Project Syndicate by Yanis Varoufakis 11/24/2022
Immediately after taking over Twitter and pronouncing himself Chief Twit, Elon Musk affirmed his commitment to safeguarding the platform as the “public square” where anything and everything is debated. It was a smart tactic, because it successfully diverted the public’s attention from what Musk is really up to.Elon Musk had good reasons to feel unfulfilled enough to buy Twitter for $44 billion. He had pioneered online payments, upended the car industry, revolutionized space travel, and even experimented with ambitious brain-computer interfaces. His cutting-edge technological feats had made him the world’s richest entrepreneur. Alas, neither his achievements nor his wealth granted him entry into the new ruling class of those harnessing the powers of cloud-based capital. Twitter offers Musk a chance to make amends.

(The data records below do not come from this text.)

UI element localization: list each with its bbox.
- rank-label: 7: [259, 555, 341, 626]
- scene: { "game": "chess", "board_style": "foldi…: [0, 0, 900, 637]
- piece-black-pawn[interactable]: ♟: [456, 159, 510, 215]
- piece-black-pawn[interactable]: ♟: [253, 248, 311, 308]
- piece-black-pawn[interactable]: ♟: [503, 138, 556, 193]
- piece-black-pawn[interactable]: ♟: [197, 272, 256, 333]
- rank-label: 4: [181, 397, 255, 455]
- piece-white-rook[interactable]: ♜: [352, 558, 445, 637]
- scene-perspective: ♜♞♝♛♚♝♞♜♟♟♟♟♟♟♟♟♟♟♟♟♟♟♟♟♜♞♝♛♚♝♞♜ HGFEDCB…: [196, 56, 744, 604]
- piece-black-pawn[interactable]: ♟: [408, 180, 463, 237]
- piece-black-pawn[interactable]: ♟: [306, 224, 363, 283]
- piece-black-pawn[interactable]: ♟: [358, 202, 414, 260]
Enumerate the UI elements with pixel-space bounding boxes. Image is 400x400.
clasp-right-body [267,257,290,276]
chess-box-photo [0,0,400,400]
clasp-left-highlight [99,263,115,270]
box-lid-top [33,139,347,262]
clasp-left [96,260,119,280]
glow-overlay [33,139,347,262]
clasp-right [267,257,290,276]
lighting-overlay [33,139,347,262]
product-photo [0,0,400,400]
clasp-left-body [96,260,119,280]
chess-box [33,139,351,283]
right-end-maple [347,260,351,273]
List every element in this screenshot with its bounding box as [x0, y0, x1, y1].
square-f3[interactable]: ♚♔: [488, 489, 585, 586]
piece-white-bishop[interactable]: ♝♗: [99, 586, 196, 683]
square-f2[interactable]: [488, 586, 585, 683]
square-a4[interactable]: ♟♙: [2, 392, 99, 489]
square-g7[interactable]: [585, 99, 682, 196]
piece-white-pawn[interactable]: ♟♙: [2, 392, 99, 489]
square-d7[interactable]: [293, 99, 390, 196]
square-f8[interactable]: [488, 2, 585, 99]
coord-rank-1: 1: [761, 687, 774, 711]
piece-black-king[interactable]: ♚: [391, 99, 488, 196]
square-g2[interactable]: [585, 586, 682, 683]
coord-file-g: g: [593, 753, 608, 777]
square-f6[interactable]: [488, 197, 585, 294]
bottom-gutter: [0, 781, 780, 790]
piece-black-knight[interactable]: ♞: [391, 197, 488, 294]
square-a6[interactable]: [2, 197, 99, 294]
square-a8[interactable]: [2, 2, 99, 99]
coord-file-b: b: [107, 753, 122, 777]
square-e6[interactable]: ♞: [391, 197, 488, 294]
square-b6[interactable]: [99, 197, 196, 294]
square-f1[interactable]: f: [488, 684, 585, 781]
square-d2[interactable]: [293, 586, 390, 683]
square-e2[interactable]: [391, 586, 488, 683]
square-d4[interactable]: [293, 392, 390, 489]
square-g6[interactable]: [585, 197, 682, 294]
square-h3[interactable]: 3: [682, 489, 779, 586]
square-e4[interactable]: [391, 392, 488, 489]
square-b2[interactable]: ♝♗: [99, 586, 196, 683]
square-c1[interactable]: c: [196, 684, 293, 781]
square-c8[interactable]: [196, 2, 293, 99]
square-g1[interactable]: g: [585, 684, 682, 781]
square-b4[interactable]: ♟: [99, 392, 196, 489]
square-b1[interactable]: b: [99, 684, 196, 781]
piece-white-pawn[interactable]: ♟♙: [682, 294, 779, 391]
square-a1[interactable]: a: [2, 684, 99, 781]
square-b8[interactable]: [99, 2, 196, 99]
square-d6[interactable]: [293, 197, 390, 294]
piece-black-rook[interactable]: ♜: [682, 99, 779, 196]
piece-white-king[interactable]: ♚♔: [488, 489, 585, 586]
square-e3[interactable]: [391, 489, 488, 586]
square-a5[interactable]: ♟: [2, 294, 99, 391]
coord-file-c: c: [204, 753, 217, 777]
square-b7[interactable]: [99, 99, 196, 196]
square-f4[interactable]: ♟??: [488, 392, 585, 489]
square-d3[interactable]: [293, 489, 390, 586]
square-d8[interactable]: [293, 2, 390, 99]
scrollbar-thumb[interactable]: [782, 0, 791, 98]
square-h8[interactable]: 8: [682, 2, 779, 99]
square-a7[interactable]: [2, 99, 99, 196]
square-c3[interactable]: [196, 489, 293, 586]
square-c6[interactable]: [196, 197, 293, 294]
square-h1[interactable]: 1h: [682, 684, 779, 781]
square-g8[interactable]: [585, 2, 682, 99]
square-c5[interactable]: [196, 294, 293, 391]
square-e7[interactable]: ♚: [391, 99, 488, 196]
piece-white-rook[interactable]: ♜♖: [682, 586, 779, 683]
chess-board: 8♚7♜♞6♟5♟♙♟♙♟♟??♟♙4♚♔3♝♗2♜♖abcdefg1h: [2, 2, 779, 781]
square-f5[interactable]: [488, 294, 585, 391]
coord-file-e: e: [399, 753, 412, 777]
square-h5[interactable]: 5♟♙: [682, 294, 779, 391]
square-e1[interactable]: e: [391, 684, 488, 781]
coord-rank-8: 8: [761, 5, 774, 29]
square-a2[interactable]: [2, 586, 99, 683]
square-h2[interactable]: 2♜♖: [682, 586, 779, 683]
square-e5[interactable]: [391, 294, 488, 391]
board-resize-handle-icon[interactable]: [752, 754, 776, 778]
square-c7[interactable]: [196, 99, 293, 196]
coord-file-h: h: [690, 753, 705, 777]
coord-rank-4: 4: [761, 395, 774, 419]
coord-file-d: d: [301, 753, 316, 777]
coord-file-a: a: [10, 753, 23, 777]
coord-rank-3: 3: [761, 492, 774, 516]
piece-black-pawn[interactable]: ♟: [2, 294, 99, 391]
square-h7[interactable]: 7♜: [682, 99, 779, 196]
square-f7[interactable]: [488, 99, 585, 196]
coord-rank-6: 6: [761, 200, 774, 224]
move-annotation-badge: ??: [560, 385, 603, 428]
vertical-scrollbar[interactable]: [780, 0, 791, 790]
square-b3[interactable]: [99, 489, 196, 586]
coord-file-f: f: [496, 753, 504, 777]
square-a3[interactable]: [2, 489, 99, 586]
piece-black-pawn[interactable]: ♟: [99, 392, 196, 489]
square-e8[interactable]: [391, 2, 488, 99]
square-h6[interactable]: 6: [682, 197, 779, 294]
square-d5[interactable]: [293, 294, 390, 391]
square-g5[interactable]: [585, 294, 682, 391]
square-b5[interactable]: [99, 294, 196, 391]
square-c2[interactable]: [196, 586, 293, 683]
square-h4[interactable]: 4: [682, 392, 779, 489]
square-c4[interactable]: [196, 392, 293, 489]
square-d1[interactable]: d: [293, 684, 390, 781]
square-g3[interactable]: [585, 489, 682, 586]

Since capitalism’s dawn, power stemmed from owning capital goods; steam engines, Bessemer furnaces, industrial robots, and so on. Today, it is cloud-based capital, or cloud capital in short, that grants its owners hitherto unimaginable powers.
Consider Amazon, with its network of software, hardware, and warehouses – and its Alexa device sitting on our kitchen counter interfacing directly with us. It constitutes a cloud-based system capable of probing our emotions more deeply than any advertiser ever could. Its tailor-made experiences exploit our biases to produce responses. Then, it produces its own responses to our responses – to which we respond again, training the reinforcement-learning algorithms, which trigger another ripple of responses.

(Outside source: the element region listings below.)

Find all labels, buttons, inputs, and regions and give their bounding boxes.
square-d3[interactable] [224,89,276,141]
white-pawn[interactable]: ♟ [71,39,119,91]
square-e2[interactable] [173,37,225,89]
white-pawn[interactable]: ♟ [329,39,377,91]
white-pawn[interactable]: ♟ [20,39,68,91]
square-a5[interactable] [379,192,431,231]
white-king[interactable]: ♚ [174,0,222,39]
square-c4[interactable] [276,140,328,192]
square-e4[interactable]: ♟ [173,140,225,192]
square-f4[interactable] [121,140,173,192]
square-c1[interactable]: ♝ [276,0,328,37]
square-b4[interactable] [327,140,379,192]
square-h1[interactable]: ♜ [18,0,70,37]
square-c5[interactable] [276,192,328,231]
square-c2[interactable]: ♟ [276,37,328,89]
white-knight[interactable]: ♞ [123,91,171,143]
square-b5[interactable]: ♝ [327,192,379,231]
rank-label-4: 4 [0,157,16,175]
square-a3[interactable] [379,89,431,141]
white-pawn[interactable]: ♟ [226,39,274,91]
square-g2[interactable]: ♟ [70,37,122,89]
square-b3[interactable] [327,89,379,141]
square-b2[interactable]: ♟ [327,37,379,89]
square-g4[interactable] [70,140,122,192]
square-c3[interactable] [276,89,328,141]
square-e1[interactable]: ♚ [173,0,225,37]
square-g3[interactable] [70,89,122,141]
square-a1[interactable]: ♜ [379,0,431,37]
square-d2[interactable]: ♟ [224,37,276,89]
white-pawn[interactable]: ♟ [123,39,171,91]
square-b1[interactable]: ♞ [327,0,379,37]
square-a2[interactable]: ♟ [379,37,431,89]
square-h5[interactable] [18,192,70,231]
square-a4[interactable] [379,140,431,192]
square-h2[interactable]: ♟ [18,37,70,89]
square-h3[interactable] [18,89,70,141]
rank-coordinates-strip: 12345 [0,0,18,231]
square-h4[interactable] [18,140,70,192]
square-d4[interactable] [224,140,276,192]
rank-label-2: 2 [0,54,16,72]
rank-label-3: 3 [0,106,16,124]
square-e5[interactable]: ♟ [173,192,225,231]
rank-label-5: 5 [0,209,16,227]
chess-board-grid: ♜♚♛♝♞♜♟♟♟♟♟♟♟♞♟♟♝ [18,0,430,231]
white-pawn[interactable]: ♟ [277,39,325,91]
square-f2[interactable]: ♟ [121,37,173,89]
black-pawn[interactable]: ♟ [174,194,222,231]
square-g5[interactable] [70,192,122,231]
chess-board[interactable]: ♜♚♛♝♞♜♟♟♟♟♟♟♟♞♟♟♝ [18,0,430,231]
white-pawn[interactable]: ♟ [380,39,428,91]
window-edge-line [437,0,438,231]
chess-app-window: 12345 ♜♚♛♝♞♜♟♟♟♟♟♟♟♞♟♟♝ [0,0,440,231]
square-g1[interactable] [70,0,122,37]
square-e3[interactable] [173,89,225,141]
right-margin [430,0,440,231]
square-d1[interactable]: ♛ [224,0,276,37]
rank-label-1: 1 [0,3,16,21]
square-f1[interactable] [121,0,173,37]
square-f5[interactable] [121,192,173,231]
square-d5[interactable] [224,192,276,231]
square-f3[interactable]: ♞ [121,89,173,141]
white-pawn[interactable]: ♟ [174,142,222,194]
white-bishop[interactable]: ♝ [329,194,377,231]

Musk is perhaps the only tech lord who had been watching the triumphant march of this new techno-feudalism helplessly from the sidelines. His Tesla car company uses the cloud cleverly to turn its cars into nodes on a digital network that generates big data and ties drivers to Musk’s systems. His SpaceX rocket company, and its flock of low-orbit satellites now littering our planet’s periphery, contributes significantly to the development of other moguls’ cloud capital.
But Musk? Frustratingly for the business world’s enfant terrible, he lacked a gateway to the gigantic rewards cloud capital can furnish. Until now: Twitter could be that missing gateway.
Immediately after taking over and pronouncing himself Chief Twit, Musk affirmed his commitment to safeguarding Twitter as the “public square” where anything and everything is debated. It was a smart tactic which successfully diverted the public’s attention to an endless global debate about whether the world should trust its foremost short-form forum to a mogul with a history of playing fast and loose with the truth in that same forum.